Defendants filed a notice of supplemental authority to their motion. On November

6, 2018, the trial court denied Defendants’ motion to dismiss.

On May 10, 2019, Defendants filed a motion for partial summary

judgment. On September 10, 2019, the trial court granted the motion in part,

finding that Defendants were entitled to summary judgment on three of Leotta’s

derivative medical malpractice claims. The court found that genuine issues of

material fact remained with respect to Leotta’s claim of medical negligence against

Mikhail and her claim of vicarious liability against Great Lakes.

On September 25, 2019, Defendants filed a motion for leave to file a

second motion to dismiss. Defendants argued that (1) Leotta had failed to obtain

service of process on Mikhail when she refiled her suit in April 2018; (2) because

more than a year had passed, this failure of service resulted in a failure to commence

the suit against Mikhail; (3) the failure to commence the suit resulted in Leotta’s

claim against Mikhail being barred by the statute of limitations; and (4) the vicarious

liability claim against Great Lakes could not survive without the claim against

Mikhail.

On September 26, 2019, Leotta filed a brief in opposition to the

motion to dismiss. The same day, Defendants filed a reply brief in support of their

motion. On September 27, 2019, Leotta filed a surreply. On October 1, 2019, the court held a hearing on Defendants’ motion

to dismiss. Following the hearing, the court granted the motion and Leotta’s claims

were dismissed with prejudice as to all defendants. Leotta appeals, presenting one

assignment of error for our review.

Law and Analysis

In Leotta’s sole assignment of error, she argues that the trial court

erred in dismissing her complaint under Civ.R. 12(B)(5).
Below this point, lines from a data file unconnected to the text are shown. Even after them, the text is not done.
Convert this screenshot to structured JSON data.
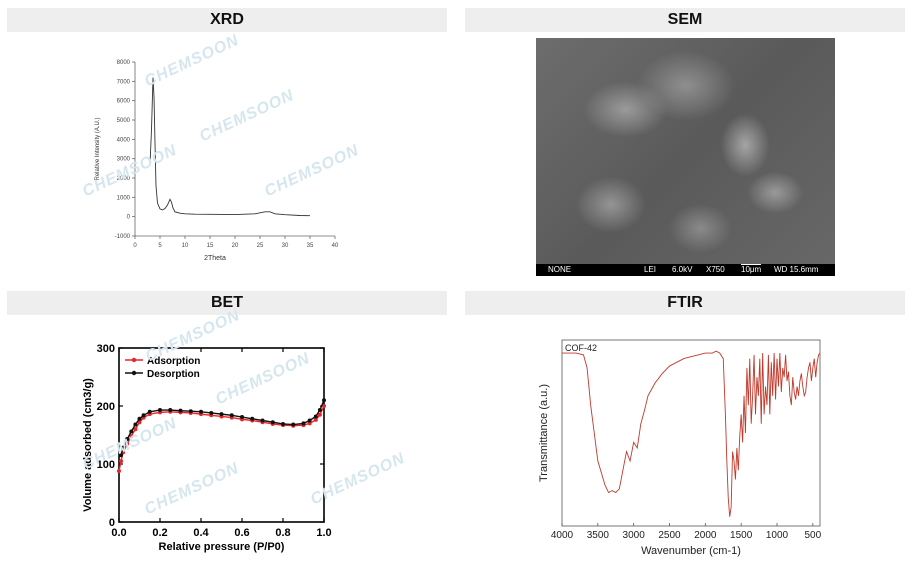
{
  "panels": {
    "xrd": "XRD",
    "sem": "SEM",
    "bet": "BET",
    "ftir": "FTIR"
  },
  "watermark": "CHEMSOON",
  "sem_info": {
    "left": "NONE",
    "mode": "LEI",
    "voltage": "6.0kV",
    "mag": "X750",
    "scale": "10μm",
    "wd": "WD 15.6mm"
  },
  "chart_data": [
    {
      "id": "xrd",
      "type": "line",
      "xlabel": "2Theta",
      "ylabel": "Relative Intensity (A.U.)",
      "xlim": [
        0,
        40
      ],
      "ylim": [
        -1000,
        8000
      ],
      "xticks": [
        0,
        5,
        10,
        15,
        20,
        25,
        30,
        35,
        40
      ],
      "yticks": [
        -1000,
        0,
        1000,
        2000,
        3000,
        4000,
        5000,
        6000,
        7000,
        8000
      ],
      "color": "#333333",
      "series": [
        {
          "x": [
            3.0,
            3.3,
            3.6,
            3.8,
            4.0,
            4.2,
            4.5,
            5.0,
            5.5,
            6.0,
            6.5,
            7.0,
            7.3,
            7.6,
            8.0,
            9.0,
            10,
            12,
            15,
            20,
            24,
            26,
            27,
            28,
            30,
            33,
            35
          ],
          "y": [
            2700,
            4500,
            7200,
            6200,
            3800,
            1600,
            700,
            400,
            350,
            420,
            600,
            900,
            750,
            450,
            250,
            180,
            150,
            130,
            120,
            110,
            150,
            250,
            250,
            150,
            100,
            60,
            50
          ]
        }
      ]
    },
    {
      "id": "bet",
      "type": "line",
      "xlabel": "Relative pressure  (P/P0)",
      "ylabel": "Volume adsorbed (cm3/g)",
      "xlim": [
        0,
        1
      ],
      "ylim": [
        0,
        300
      ],
      "xticks": [
        0.0,
        0.2,
        0.4,
        0.6,
        0.8,
        1.0
      ],
      "yticks": [
        0,
        100,
        200,
        300
      ],
      "legend": "top-left",
      "series": [
        {
          "name": "Adsorption",
          "color": "#e8262a",
          "x": [
            0.0,
            0.01,
            0.02,
            0.04,
            0.06,
            0.08,
            0.1,
            0.12,
            0.15,
            0.2,
            0.25,
            0.3,
            0.35,
            0.4,
            0.45,
            0.5,
            0.55,
            0.6,
            0.65,
            0.7,
            0.75,
            0.8,
            0.85,
            0.9,
            0.93,
            0.96,
            0.98,
            1.0
          ],
          "y": [
            88,
            105,
            120,
            135,
            148,
            160,
            172,
            180,
            186,
            189,
            190,
            189,
            188,
            186,
            184,
            182,
            180,
            177,
            175,
            172,
            169,
            167,
            166,
            167,
            170,
            176,
            185,
            200
          ]
        },
        {
          "name": "Desorption",
          "color": "#111111",
          "x": [
            1.0,
            0.98,
            0.96,
            0.93,
            0.9,
            0.85,
            0.8,
            0.75,
            0.7,
            0.65,
            0.6,
            0.55,
            0.5,
            0.45,
            0.4,
            0.35,
            0.3,
            0.25,
            0.2,
            0.15,
            0.12,
            0.1,
            0.08,
            0.06,
            0.04,
            0.02,
            0.01
          ],
          "y": [
            210,
            193,
            182,
            175,
            170,
            168,
            169,
            172,
            175,
            178,
            181,
            184,
            186,
            188,
            190,
            191,
            192,
            193,
            193,
            190,
            184,
            178,
            168,
            156,
            143,
            128,
            115
          ]
        }
      ]
    },
    {
      "id": "ftir",
      "type": "line",
      "xlabel": "Wavenumber (cm-1)",
      "ylabel": "Transmittance  (a.u.)",
      "xlim": [
        4000,
        400
      ],
      "xticks": [
        4000,
        3500,
        3000,
        2500,
        2000,
        1500,
        1000,
        500
      ],
      "annotation": "COF-42",
      "color": "#c0392b",
      "series": [
        {
          "x": [
            4000,
            3800,
            3700,
            3650,
            3600,
            3500,
            3400,
            3350,
            3300,
            3250,
            3200,
            3150,
            3100,
            3050,
            3000,
            2950,
            2900,
            2850,
            2800,
            2700,
            2600,
            2500,
            2400,
            2300,
            2200,
            2100,
            2000,
            1900,
            1850,
            1800,
            1750,
            1720,
            1700,
            1680,
            1660,
            1640,
            1620,
            1600,
            1580,
            1560,
            1540,
            1520,
            1500,
            1480,
            1460,
            1440,
            1420,
            1400,
            1380,
            1360,
            1340,
            1320,
            1300,
            1280,
            1260,
            1240,
            1220,
            1200,
            1180,
            1160,
            1140,
            1120,
            1100,
            1080,
            1060,
            1040,
            1020,
            1000,
            980,
            960,
            940,
            920,
            900,
            880,
            860,
            840,
            820,
            800,
            780,
            760,
            740,
            720,
            700,
            680,
            660,
            640,
            620,
            600,
            580,
            560,
            540,
            520,
            500,
            480,
            460,
            440,
            420,
            400
          ],
          "y": [
            0.93,
            0.93,
            0.92,
            0.85,
            0.65,
            0.35,
            0.22,
            0.18,
            0.19,
            0.18,
            0.2,
            0.3,
            0.4,
            0.35,
            0.45,
            0.42,
            0.55,
            0.62,
            0.7,
            0.77,
            0.82,
            0.86,
            0.88,
            0.9,
            0.91,
            0.92,
            0.93,
            0.93,
            0.94,
            0.93,
            0.9,
            0.6,
            0.35,
            0.15,
            0.05,
            0.1,
            0.4,
            0.35,
            0.25,
            0.42,
            0.3,
            0.48,
            0.6,
            0.45,
            0.7,
            0.5,
            0.85,
            0.65,
            0.9,
            0.55,
            0.7,
            0.92,
            0.6,
            0.8,
            0.7,
            0.9,
            0.55,
            0.93,
            0.6,
            0.75,
            0.65,
            0.92,
            0.6,
            0.88,
            0.7,
            0.93,
            0.68,
            0.9,
            0.75,
            0.93,
            0.72,
            0.85,
            0.8,
            0.92,
            0.78,
            0.83,
            0.7,
            0.65,
            0.8,
            0.72,
            0.68,
            0.75,
            0.7,
            0.78,
            0.82,
            0.75,
            0.7,
            0.72,
            0.8,
            0.85,
            0.88,
            0.78,
            0.85,
            0.9,
            0.8,
            0.88,
            0.92,
            0.93
          ]
        }
      ]
    }
  ]
}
Specifically, she argues

that prior to filing their answer, Defendants moved unsuccessfully to dismiss under

Civ.R. 12(B)(6), and they did not then consolidate their Civ.R. 12(B)(5) defense with

their first motion to dismiss. According to Leotta, under Civ.R. 12(G) and (H), by

failing to consolidate, Defendants waived their right to file a second motion to

dismiss asserting a defense under Civ.R. 12(B)(5).

Generally, a court’s ruling under Civ.R. 12(B)(5) is reviewed for an

abuse of discretion. Matteo v. Principe, 8th Dist. Cuyahoga No. 92894, 2010-Ohio-

1204, ¶ 9, citing Michigan Millers Mut. Ins. Co. v. Christian, 153 Ohio App.3d 299,

2003-Ohio-2455, 794 N.E.2d 68, ¶ 9 (3d Dist.), citing Bell v. Midwestern

Educational Servs., 89 Ohio App.3d 193, 203, 624 N.E.2d 196 (2d Dist.1993). An

abuse of discretion implies that the court’s decision was unreasonable, arbitrary or

unconscionable. Blakemore v. Blakemore, 5 Ohio St.3d 217, 219, 450 N.E.2d 1140

(1983).

Here, Leotta does not dispute that service was not perfected on Dr.

Mikhail. Therefore, we need not analyze insufficiency of service of process. Instead, Leotta argues that Defendants waived the Civ.R. 12(B)(5) defense for insufficient

service of process because they did not consolidate it with their initial Civ.R. 12(B)(6)

defense. Therefore, according to Leotta, Defendants did not properly raise and

preserve the Civ.R. 12(B)(5) defense.

In response, Defendants argue that they properly preserved their

Civ.R. 12(B)(5) defense by raising it in both their initial Civ.R. 12(B)(6) motion to

dismiss and in their answer. We agree.

Civ.R. 12(B) states:

Every defense, in law or fact, to a claim for relief in any pleading, whether a claim, counterclaim, cross-claim, or third-party claim, shall be asserted in the responsive pleading thereto if one is required, except that the following defenses may at the option of the pleader be made by motion: (1) lack of jurisdiction over the subject matter, (2) lack of jurisdiction over the person, (3) improper venue, (4) insufficiency of process, (5) insufficiency of service of process, (6) failure to state a claim upon which relief can be granted, (7) failure to join a party under Rule 19 or Rule 19.1. A motion making any of these defenses shall be made before pleading if a further pleading is permitted. No defense or objection is waived by being joined with one or more other defenses or objections in a responsive pleading or motion. If a pleading sets forth a claim for relief to which the adverse party is not required to serve a responsive pleading, he may assert at the trial any defense in law or fact to that claim for relief.